Type- A personalities have a goal-pursuit mindset as default hardwiring. This is excellent for executing and producing achievement. Nonetheless, it also creates anxiety. You’re always focused on the future because nothing you do is enough. This mindset taken to the extreme comes with an internal narrative that follows along the lines of “only if X happens, I can then allow myself to be happy, to be satisfied, to feel good about myself, to feel successful, etc.”. This is the byproduct of the belief that there is no inherent worth, so consequently, you have to “earn respect and validation” through rewards (money, status, achievements, skill, knowledge, toughness, etc.)
In my personal life, I realized this a delusion as every achievement opens the possibility for more significant achievements within the horizon. There are hundreds of stories of millionaires, celebrities, and world-class performers who hang themselves because they didn’t found any joy or satisfaction in the goal they had worked towards for years. Most of the valued milestones in western society don’t preserve their value once they are obtained. That is because our brain is wired to look for the next shiny object. In psychology, this phenomenon is known as hedonic adaptation. It is defined as the tendency to quickly return to a relatively emotionally stable level despite major recent positive or negative events or life changes. From a neurological standpoint, your attention jumps right away to the next goal because no long after achieving a goal, your brain stops producing Dopamine, the neurotransmitter of pleasure. It is the same reason human beings are wired to believe that “the grass is always greener on the other side of the hill.”
If you are convinced yourself that there is no time for savoring, no time for receiving appraisals, no time for acknowledging the positive on your work, and lastly, no time for relaxing. Let me tell you, my friend, that you might be already trapped in that downward spiral because guess what… there will always be undone tasks ready for you to act on. There is still the possibility of achieving more. Brene Brown’s book Gift of imperfection tries to convey that no matter what gets done, how it’s done, and how much of it gets done… you are enough. There is power in always acting from a place of self-love and worthiness. Self-care and self-love are not selfish acts because how you treat others is only a reflection of how you treat yourself.

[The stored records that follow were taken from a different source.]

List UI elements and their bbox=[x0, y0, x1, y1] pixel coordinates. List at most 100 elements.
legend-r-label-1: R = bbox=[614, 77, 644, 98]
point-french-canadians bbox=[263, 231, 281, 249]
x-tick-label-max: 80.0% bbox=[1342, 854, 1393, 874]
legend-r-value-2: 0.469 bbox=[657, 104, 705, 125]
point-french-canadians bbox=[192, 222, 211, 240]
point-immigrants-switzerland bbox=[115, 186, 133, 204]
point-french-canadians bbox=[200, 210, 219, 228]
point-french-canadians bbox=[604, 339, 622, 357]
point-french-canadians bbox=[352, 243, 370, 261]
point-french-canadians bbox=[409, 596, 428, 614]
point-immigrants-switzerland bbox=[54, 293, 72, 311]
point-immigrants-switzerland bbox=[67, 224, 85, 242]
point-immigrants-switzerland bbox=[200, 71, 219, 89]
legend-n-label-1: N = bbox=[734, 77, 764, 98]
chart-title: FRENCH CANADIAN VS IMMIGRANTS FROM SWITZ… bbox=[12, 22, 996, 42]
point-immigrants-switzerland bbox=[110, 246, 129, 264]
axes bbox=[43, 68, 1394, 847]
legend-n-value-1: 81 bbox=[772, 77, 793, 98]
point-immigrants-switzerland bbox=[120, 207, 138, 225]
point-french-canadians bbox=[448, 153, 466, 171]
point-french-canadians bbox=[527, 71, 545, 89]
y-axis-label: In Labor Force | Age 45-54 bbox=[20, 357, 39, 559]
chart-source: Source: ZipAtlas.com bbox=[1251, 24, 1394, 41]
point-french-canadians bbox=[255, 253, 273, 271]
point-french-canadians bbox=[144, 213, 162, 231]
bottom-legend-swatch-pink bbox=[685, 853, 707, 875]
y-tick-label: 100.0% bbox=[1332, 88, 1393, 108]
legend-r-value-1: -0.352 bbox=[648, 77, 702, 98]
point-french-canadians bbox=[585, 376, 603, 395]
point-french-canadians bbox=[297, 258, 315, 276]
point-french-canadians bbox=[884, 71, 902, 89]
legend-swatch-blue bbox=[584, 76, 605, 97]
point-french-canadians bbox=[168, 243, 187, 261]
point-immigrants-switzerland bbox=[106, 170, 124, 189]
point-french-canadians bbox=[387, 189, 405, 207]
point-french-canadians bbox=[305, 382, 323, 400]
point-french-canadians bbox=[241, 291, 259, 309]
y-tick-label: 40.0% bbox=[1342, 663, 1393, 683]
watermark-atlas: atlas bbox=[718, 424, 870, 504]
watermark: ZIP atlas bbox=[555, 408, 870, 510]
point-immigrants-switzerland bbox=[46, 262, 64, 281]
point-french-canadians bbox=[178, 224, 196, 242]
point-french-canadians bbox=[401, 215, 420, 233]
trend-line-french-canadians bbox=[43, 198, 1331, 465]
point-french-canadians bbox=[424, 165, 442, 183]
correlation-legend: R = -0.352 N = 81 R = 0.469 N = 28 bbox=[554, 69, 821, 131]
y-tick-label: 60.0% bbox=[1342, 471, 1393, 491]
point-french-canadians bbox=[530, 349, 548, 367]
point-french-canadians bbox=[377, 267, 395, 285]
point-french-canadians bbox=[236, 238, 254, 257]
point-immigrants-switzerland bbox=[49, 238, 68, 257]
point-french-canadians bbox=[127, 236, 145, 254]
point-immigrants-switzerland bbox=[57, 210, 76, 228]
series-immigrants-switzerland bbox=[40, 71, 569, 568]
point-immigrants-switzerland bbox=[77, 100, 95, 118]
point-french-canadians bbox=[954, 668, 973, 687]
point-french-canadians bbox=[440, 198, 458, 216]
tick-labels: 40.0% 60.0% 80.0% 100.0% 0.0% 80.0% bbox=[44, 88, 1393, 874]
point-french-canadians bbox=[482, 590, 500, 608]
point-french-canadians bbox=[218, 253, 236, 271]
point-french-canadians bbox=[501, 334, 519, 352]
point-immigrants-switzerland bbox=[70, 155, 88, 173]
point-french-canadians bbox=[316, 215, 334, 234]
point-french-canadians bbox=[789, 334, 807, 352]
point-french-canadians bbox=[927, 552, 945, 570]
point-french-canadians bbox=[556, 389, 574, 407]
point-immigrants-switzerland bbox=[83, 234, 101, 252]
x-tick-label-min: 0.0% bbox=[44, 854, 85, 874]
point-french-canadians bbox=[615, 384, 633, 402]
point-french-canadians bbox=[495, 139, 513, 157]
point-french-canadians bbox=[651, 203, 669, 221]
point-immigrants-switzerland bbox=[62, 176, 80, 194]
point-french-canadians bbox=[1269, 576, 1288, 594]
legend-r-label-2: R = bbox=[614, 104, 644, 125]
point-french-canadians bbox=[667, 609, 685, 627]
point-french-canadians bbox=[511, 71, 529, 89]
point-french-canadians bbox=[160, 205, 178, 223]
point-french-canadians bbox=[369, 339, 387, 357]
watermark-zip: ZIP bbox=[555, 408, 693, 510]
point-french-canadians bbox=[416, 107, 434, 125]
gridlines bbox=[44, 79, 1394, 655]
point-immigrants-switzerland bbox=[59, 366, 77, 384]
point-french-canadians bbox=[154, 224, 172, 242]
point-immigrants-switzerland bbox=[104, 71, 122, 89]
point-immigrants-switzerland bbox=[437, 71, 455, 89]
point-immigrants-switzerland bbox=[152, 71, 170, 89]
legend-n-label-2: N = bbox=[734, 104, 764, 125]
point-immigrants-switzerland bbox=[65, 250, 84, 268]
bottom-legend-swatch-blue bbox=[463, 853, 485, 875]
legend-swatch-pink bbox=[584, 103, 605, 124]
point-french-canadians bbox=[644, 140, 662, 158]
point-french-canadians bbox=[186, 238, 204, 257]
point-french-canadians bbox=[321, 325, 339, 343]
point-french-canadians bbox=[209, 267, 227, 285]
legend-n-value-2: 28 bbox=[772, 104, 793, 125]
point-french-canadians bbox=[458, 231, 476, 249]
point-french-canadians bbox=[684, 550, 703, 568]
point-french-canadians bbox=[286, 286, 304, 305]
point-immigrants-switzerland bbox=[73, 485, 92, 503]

I learned from the book, High Performers Habits by Brendon Burchard that being satisfied doesn’t mean “settling.” It simply means accepting and taking pleasure in what is. It’s allowing yourself to feel contentment whether or not a thing is complete or “perfect.” You have to allow yourself to feel fulfilled and enjoy the journey now. That doesn’t have to bring your performance down. The more you value keeping yourself healthy, joyful, energetic, the more you can unleash your potential to impact others’ lives. Likewise, it is the only way to maintain your career growth sustainable over the long term.
Here are three different strategies that will help you to break the inertia of a goal-pursuit mindset:
1. Create awareness of the present moment and cultivate an appreciation for what you already have.
2. Reflect and journal what’s going well. Record any progress, any wins.
3. Be aware of hedonic adaptation and start valuing the process more than the desired outcome.
4. Whenever you begin a conversation, talk about what’s working, what people are excited about, what difference your efforts are making in others, and maybe the one great thing that has happened that can spread joy, pride, and fulfillment. This doesn’t mean you neglect what isn’t going well… but it balances your negative biases.
A breakthrough I had in my own life, which helped me break this thought of pattern, was to realize that external achievements are not absolute. Their value is connected to what is essential to you. The main issue is that goals are valued based on the individual worldview shaped by the personal background, not by objective standards. If others can find meaning in their lives without aiming to achieve your same goals, so you do. Despite this, this is not an invitation to stop aiming towards what you want to achieve but rather to refuse to play a “zero-sum game” where your value as a person depends on your results. One of the most valuable lessons I learned from Tony Robbins is that fulfillment is not a byproduct of achievement. Being fulfilled is an art in itself, and unless you start cultivating it, you will never feel whole.
So my question is, if you couldn’t achieve anything else in your life, would you feel enough?